Faced with the very special circumstances that the Zwentendorf and Chernobyl referenda had created in Austria, Helmuth worked hard to preserve nuclear competence and knowledge in Austria alive. The foundation of a Young Generation Network in Austria was an important step in this direction. Bearing in mind the sceptical nuclear environment in Austria this has proven to be a very challenging project that has required patience, endurance and great application.
The Young Generation Network was officially founded following a visit by students to the Temelin NPP in 2006. Helmuth Böck gives many lectures on nuclear science at the Atominstitut and tries to motivate students to embrace nuclear technology.

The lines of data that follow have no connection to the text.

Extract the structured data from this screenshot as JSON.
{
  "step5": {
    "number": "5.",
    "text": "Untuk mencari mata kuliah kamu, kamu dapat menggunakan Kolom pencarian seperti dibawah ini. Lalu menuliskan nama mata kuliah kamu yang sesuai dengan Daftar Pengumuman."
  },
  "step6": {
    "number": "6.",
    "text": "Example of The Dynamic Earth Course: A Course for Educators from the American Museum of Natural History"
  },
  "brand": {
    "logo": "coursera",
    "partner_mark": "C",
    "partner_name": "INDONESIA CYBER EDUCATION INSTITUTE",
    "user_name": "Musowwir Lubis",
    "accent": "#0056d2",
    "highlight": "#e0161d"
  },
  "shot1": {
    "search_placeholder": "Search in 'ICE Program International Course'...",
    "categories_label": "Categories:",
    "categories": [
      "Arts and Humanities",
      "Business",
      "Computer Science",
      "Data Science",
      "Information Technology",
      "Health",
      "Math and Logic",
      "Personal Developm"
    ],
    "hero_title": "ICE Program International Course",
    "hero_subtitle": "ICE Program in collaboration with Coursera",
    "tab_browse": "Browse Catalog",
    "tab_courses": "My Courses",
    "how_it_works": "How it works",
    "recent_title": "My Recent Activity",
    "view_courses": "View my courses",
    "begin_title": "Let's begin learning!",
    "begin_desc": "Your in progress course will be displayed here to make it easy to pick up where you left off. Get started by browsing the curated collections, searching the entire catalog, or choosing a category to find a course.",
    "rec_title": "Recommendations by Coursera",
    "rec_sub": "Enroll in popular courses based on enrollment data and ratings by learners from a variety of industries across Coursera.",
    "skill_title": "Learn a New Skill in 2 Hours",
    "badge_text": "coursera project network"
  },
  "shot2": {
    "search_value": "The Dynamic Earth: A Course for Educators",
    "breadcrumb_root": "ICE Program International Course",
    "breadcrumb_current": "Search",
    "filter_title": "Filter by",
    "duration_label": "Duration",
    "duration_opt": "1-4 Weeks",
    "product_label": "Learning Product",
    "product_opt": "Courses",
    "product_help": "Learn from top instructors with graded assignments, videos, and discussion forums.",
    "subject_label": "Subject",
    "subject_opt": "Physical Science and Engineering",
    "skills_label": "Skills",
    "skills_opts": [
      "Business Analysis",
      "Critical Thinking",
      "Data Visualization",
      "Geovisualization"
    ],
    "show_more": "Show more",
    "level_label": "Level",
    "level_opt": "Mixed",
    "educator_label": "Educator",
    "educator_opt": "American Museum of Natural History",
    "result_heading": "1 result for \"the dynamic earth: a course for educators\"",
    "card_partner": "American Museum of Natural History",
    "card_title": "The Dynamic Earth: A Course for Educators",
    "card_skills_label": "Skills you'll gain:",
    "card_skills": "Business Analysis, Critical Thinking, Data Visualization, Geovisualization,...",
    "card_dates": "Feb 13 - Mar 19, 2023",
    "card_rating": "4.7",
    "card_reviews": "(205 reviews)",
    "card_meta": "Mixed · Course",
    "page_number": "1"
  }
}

He has ceaselessly supported the Young Generation with their various projects, participated at round tables and in field trips and supervised many diplomas and PhD theses. He has, therefore, been a key factor in keeping a certain level of nuclear expertise and knowledge alive in our country.
The Fukushima accident and the prompt initiative that was taken by the YG to establish a public information office – the only one in Austria – suddenly placed the YG and the Atominstitute (ATI) at the centre of public and media attention. This was highlighted by the visit of the Minister of Science and Research on 18 March. With the help of the YG the ATI is now established as the centre of competence for nuclear science and technology in Austria. It has demonstrated that even in a strong anti-nuclear country like Austria maintaining nuclear competence and knowledge is of the highest importance - it cannot be abandoned in favour of other “soft technologies.”